Prime Day’s deceleration also comes as more competitors across retail have implemented their own versions of the event, even looking to get ahead of it by scheduling promotions a day earlier. Walmart’s Deals for Days and Target’s Deal Days are two of the biggest sales events created to compete after Amazon expanded Prime Day to 48 hours, and the events only got bigger once the shift to October was set in stone.

Fifty-three percent of Prime Day shoppers only considered Amazon for their purchases, while 47 percent considered other retailers and 19 percent compared prices before making their purchase.

That’s not to say Prime Day wasn’t an enormous sales driver this year. Amazon chief financial officer Brian Olsavsky revealed in an earnings call that Prime Day contributed 400 basis points (4 percentage points) to the e-commerce giant’s year-over-year revenue increase. Olsavsky, light on the event’s details, said his team was “really pleased” with the results.

One analyst on the call asked if the event is still a “once-per-year phenomenon” or if Amazon would consider multiple events to capitalize on seasonal trends, but Olsavsky said he didn’t have any news to announce at that time.

Amazon itself did not disclose how much was sold during the 2021 event, only revealing that third-party sellers surpassed 2020 totals of $3.5 billion. With such a focus on small businesses, Amazon is looking to continue growing the third-party sellers on its marketplace, committing $18 billion over the past year in various forms of assistance in logistics, services, programs, customer support and Prime Day assistance. Across the second quarter, third-party orders represented 56 percent of Amazon’s total paid units, up from 53 percent one year ago.

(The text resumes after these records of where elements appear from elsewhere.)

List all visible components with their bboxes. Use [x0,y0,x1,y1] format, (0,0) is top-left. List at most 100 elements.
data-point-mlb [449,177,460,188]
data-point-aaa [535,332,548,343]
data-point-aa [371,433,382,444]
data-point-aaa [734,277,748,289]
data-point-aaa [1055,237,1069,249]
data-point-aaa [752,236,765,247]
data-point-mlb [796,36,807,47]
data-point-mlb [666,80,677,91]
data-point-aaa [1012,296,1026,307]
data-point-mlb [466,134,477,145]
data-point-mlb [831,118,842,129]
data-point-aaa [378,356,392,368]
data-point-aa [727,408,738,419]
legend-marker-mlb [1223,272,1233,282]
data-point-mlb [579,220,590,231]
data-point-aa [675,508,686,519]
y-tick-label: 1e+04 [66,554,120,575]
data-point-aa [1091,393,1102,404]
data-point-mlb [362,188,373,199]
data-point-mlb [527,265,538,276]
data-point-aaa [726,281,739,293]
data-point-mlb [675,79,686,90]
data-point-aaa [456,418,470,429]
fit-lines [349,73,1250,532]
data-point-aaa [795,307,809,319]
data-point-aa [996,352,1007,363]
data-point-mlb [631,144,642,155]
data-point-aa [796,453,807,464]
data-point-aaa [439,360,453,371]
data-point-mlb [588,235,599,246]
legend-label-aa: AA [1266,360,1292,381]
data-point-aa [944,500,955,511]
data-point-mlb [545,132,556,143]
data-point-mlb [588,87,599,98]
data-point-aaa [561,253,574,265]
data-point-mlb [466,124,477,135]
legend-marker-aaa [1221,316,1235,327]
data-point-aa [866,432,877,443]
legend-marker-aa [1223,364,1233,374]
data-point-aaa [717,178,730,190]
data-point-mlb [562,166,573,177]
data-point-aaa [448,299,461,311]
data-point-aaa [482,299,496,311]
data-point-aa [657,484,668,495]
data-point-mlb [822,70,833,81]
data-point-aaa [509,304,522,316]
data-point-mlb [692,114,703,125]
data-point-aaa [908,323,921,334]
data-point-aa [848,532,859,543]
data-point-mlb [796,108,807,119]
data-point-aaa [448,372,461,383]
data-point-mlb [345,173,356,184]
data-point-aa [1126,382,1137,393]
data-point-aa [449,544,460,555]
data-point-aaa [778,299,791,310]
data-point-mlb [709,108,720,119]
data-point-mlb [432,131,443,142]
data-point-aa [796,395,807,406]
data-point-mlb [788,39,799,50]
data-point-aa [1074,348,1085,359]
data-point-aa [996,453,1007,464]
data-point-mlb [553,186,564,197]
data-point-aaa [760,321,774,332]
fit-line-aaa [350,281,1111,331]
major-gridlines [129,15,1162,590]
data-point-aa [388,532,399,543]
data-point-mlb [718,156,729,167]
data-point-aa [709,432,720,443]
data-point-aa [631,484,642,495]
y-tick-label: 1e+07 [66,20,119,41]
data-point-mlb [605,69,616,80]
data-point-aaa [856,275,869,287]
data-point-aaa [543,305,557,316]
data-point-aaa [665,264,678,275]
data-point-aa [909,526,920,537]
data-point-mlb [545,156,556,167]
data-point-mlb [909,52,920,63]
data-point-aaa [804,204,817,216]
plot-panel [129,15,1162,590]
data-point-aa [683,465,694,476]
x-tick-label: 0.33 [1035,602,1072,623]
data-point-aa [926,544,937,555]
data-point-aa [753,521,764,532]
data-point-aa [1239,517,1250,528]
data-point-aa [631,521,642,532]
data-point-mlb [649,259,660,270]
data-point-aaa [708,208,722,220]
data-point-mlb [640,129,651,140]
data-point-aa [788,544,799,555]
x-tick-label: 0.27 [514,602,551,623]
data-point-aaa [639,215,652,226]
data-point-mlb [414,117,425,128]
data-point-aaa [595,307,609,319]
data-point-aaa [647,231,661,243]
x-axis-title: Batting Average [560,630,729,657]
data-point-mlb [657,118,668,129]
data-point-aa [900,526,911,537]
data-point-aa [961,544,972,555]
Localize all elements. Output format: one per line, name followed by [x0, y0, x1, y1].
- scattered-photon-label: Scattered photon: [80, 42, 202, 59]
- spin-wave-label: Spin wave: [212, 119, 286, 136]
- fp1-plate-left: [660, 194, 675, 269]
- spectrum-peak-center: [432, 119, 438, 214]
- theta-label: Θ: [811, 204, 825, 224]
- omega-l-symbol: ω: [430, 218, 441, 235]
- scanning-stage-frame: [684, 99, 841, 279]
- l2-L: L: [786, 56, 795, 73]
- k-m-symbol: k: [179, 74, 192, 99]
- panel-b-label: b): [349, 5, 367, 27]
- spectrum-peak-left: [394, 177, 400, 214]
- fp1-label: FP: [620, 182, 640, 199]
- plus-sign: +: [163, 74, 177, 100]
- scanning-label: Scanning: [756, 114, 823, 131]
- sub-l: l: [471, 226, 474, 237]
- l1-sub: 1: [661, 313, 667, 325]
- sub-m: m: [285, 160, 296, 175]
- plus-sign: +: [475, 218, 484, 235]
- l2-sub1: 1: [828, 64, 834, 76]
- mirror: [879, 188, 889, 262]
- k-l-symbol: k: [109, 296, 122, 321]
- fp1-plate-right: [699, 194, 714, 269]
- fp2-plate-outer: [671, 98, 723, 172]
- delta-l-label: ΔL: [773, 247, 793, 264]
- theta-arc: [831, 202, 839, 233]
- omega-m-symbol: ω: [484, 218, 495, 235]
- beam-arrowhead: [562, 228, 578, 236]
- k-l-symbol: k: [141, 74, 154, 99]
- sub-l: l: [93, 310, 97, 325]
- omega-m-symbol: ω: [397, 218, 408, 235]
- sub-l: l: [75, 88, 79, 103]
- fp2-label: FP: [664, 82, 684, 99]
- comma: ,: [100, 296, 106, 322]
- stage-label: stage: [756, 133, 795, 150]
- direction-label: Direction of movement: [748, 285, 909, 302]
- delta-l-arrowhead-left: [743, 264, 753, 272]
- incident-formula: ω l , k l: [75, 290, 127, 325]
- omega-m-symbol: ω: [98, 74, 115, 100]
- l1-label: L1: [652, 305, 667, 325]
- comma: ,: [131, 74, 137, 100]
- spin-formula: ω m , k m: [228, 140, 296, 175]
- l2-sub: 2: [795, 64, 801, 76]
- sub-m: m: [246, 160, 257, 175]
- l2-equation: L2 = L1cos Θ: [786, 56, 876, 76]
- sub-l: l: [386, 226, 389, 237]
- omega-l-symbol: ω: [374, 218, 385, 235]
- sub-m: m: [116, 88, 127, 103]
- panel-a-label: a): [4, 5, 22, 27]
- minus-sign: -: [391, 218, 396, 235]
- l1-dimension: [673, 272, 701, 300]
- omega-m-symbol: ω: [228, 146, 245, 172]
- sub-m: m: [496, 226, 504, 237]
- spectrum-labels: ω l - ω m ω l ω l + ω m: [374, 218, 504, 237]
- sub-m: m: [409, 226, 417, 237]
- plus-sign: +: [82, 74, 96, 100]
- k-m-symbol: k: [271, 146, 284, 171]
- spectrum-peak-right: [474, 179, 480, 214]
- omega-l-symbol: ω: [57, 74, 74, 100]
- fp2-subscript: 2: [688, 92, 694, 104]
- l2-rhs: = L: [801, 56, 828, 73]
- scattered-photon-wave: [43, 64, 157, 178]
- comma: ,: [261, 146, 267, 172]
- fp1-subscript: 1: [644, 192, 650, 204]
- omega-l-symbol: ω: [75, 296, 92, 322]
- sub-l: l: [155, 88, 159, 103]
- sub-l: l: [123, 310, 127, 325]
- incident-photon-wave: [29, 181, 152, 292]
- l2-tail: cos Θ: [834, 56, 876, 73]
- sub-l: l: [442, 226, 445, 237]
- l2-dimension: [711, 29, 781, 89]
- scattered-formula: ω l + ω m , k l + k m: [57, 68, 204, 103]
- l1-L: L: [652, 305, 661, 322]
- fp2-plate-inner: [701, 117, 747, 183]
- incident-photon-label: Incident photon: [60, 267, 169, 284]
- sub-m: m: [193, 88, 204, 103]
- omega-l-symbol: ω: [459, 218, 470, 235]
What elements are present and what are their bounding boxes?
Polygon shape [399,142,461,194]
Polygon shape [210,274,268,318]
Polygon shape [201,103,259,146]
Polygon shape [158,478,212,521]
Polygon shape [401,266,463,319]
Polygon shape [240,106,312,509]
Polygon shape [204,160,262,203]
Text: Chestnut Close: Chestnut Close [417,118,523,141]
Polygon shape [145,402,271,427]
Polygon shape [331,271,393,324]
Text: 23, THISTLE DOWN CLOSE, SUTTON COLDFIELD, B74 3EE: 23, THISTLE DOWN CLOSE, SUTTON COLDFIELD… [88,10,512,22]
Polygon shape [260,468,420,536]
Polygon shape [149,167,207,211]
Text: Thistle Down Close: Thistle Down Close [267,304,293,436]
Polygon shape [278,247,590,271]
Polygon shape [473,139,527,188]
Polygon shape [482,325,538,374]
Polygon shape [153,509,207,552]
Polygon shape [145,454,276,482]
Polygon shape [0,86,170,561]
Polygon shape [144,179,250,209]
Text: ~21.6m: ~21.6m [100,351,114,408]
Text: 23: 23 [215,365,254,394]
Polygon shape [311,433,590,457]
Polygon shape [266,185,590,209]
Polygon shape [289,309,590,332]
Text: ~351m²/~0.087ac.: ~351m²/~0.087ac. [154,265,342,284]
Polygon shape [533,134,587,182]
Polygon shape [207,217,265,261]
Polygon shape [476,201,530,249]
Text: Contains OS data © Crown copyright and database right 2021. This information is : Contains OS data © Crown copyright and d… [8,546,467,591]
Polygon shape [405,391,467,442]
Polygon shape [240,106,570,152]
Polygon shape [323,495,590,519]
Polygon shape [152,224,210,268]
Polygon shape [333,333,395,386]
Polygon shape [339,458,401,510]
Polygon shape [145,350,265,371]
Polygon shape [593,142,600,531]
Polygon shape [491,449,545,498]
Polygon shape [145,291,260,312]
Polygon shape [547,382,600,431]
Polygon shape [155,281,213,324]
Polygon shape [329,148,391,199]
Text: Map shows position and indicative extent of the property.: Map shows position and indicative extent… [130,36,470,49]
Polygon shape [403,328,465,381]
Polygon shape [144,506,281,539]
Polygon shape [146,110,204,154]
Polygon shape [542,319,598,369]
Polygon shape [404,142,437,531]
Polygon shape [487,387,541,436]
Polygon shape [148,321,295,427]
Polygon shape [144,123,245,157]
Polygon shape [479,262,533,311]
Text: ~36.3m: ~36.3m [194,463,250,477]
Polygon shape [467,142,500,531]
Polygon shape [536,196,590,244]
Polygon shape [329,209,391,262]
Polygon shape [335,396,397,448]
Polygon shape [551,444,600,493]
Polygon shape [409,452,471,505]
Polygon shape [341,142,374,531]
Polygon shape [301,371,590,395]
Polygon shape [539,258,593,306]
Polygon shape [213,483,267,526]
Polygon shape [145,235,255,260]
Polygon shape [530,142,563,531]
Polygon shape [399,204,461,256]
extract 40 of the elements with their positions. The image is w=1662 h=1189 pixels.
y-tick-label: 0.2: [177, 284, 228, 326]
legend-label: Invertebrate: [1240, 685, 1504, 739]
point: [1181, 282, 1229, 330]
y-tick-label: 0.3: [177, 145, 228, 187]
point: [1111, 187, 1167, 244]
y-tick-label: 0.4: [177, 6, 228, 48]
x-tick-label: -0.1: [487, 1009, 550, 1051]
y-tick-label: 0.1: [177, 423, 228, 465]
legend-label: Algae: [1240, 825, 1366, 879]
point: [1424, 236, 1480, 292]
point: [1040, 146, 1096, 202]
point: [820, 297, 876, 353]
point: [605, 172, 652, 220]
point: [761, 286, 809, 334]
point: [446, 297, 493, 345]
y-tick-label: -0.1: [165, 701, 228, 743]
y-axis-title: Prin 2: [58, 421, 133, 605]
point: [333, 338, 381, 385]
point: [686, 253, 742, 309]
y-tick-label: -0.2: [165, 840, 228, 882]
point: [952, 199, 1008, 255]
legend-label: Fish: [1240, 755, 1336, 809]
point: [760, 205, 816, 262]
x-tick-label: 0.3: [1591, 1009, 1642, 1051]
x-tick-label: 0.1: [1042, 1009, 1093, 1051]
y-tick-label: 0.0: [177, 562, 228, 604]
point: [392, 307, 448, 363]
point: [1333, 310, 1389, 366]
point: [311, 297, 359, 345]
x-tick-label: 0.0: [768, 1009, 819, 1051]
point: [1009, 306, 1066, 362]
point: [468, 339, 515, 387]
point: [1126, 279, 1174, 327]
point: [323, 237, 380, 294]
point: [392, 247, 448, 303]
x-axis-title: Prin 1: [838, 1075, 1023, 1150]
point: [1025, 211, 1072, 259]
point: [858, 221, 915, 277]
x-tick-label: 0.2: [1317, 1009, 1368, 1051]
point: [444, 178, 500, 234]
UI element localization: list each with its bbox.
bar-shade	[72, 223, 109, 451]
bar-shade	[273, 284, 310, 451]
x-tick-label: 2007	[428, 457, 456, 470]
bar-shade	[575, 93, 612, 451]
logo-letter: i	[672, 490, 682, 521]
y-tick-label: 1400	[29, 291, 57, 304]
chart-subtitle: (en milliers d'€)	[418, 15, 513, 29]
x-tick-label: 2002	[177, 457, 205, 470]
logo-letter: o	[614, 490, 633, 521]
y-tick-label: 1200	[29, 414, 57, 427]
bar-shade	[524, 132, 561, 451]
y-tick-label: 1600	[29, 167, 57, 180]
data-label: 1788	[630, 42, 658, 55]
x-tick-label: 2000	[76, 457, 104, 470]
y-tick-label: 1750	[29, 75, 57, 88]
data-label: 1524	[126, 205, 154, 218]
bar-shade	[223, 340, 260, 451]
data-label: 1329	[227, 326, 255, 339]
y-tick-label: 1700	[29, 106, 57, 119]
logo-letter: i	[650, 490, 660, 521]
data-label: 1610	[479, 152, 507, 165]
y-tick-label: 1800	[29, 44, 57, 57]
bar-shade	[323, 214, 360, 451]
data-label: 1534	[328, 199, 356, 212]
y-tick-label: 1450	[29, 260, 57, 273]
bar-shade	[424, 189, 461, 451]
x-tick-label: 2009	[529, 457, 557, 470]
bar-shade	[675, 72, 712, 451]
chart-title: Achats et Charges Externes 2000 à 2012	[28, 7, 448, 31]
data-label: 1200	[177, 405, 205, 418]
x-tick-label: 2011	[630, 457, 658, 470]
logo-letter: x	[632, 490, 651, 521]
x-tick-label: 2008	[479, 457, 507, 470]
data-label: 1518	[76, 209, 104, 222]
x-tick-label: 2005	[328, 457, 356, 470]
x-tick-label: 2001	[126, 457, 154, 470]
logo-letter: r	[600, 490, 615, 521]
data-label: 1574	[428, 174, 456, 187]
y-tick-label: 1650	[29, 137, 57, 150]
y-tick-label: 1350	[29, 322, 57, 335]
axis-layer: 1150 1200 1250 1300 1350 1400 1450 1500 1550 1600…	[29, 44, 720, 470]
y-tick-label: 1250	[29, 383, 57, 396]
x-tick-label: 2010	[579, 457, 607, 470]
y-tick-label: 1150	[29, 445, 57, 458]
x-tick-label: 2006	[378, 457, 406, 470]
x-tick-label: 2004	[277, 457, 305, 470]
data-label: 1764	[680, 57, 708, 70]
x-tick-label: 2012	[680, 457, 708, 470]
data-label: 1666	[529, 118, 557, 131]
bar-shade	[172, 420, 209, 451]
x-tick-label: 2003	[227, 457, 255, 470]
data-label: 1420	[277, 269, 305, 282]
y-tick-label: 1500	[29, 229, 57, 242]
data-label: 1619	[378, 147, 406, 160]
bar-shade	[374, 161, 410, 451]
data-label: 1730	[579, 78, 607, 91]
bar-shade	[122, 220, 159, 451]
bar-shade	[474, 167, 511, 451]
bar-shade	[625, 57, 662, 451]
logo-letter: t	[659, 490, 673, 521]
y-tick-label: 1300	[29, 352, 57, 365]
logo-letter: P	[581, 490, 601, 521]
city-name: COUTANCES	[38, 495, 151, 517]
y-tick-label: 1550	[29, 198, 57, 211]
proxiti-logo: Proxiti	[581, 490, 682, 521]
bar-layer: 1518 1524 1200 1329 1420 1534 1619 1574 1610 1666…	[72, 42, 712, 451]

Although Amazon’s director of investor relations Dave Fildes referred to the influx of third-party sellers as a “20-year progression” in the earnings call, the Covid-19 pandemic definitely accelerated the process. As more shoppers opted to buy online when stores closed, a crush of sellers sought to open new sales channels.

A report from Marketplace Pulse showed that in 2020, nearly 1.3 million new sellers joined Amazon’s marketplace worldwide. Nearly 14 percent of them signed up through Amazon.com in the United States. The highest number of new third-party sellers in the U.S. was recorded in April when “stay-at-home” measures were imposed in several states.

Statistics show that Amazon.in contributed 12.1 percent of new marketplace sellers. Amazon.nl and Amazon.co.uk followed with 8.5 percent and 8.2 percent share, respectively.